Emeline Brule: “We submitted to the design challenge a concept for a flexible open-source eco-system for accessible smart home technologies. Current smart home technologies only offer one mean of interaction – voice for instance. We focused on a toolkit that would make it easier to make custom smart home solutions and design a treat-dispenser, which supports bonding between a person and their assistant dog as an example.”

Fahmida Azad: “Neighbor-ly is a smart home object designed specifically to be in urban homes. It’s designed to both externalize and provide a light bit of humour to a common experience that many people in urban spaces experience: hearing annoying sounds that they can’t pinpoint coming from their neighbours. The product uses machine learning to be trained on picking up noises coming from neighbours, classifying them, and then reacting based on that classification. When it hears a sound, it also produces a phrase or a sentence guessing at the source of the sound — just like a person does when they hear something out of the blue, providing a little bit of humour to the situation to soften a moment of tension. It learns over time which noises are classified as nuisances by the owner. The reaction from Neighbor-ly, a knock against a wall, occurs only after the object has been trained to understand and realize that this is a noise that the owner does not like. The knock is a signal to the neighbour to be quiet.

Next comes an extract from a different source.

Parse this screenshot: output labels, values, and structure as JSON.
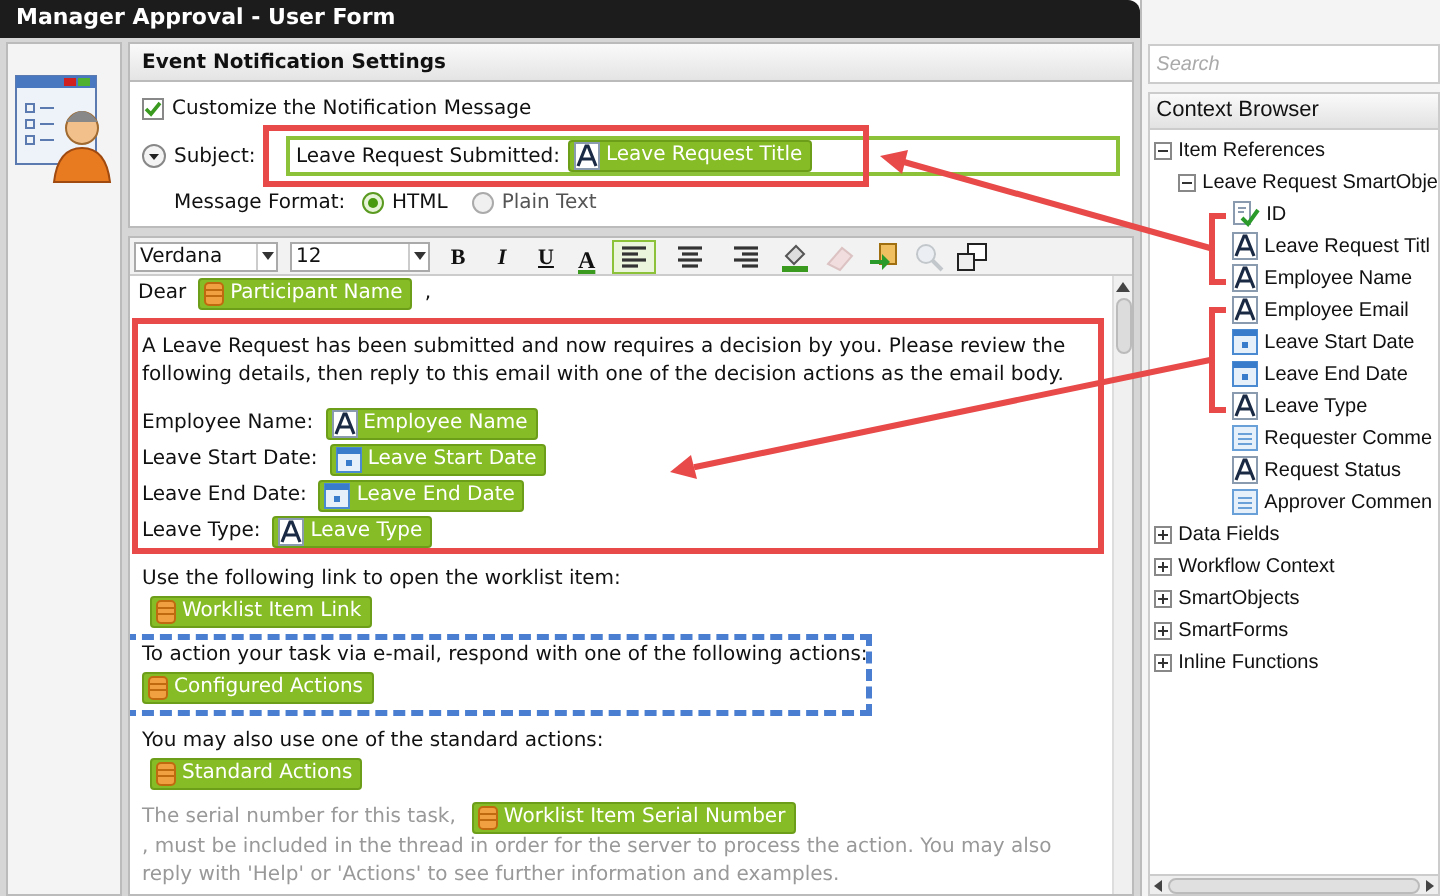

What are you most looking forward to experiencing at ORGcon 2019? 

Thomas Amberg: “I look forward to meeting people who share a critical view of IoT and are still optimistic about a future where this technology serves humans, not the other way around.”

Emeline Brule: “We’re looking forward to meeting people who are trying to make tech, as an industry, better, and in particular to understand what are the upcoming challenges for policy folks.”

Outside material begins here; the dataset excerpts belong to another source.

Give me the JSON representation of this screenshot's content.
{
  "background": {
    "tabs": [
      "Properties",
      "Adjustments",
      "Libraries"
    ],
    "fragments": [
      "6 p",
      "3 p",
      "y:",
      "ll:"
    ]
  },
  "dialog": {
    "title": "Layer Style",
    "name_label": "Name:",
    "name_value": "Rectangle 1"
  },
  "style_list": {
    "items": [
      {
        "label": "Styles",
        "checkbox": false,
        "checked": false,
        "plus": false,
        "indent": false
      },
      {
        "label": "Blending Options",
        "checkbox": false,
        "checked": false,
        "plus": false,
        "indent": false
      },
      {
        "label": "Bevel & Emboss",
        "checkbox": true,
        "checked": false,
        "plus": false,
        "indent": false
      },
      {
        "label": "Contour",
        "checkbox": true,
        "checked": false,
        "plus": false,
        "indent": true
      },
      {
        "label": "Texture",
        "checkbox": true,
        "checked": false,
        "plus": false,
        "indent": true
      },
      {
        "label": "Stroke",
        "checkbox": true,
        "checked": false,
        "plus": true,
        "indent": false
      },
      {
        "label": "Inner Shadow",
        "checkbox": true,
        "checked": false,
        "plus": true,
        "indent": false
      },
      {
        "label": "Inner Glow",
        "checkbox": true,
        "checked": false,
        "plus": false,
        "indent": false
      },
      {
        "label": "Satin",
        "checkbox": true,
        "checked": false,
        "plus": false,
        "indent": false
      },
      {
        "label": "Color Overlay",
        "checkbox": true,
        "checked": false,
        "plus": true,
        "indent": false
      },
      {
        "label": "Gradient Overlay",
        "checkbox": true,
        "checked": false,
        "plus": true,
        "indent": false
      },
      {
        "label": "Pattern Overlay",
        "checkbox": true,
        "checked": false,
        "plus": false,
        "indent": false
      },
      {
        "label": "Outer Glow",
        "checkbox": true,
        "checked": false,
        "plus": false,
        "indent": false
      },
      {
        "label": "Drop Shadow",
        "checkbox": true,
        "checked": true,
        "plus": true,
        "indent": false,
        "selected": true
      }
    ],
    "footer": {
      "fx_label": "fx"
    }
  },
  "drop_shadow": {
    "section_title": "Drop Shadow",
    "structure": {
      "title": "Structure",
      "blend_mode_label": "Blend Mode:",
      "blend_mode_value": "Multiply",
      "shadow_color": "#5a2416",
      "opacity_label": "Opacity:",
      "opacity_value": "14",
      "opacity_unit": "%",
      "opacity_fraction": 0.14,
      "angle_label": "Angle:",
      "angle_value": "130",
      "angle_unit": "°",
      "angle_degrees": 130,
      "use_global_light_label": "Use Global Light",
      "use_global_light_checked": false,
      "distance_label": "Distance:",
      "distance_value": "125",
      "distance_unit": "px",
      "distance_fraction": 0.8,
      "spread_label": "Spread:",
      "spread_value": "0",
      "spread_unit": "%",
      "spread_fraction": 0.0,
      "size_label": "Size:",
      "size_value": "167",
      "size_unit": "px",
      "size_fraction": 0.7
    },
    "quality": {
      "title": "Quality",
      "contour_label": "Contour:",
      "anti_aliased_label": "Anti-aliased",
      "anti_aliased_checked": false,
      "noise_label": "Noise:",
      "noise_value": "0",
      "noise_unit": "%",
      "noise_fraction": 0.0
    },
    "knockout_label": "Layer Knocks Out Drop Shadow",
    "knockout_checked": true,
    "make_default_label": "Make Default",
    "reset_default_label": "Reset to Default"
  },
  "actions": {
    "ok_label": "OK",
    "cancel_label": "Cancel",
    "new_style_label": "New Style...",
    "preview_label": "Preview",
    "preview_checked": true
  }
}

Fahmida Azad: “I am incredibly excited to hear Edward Snowden speak. I am very moved by the line-up of speakers and am very excited to hear about their work, their perspectives, and thought-leadership in this space. I am passionate about an intersectional approach to design and technology, to center the experiences and realities of those who are most marginalized, and to keep those realities at the forefront of conversations around technology. I was not aware of this conference where people who care about the intersection of human and digital rights will gather together, so I am very happy to have come across this! Connecting with those who care about the intersection of digital and human rights, and are taking action to protect people’s rights, is of pressing interest and importance to me both as a designer, but also as a person living in the 21st century.”

We thank all participants for their submissions and we look very much forward to ORGCon 2019 tomorrow!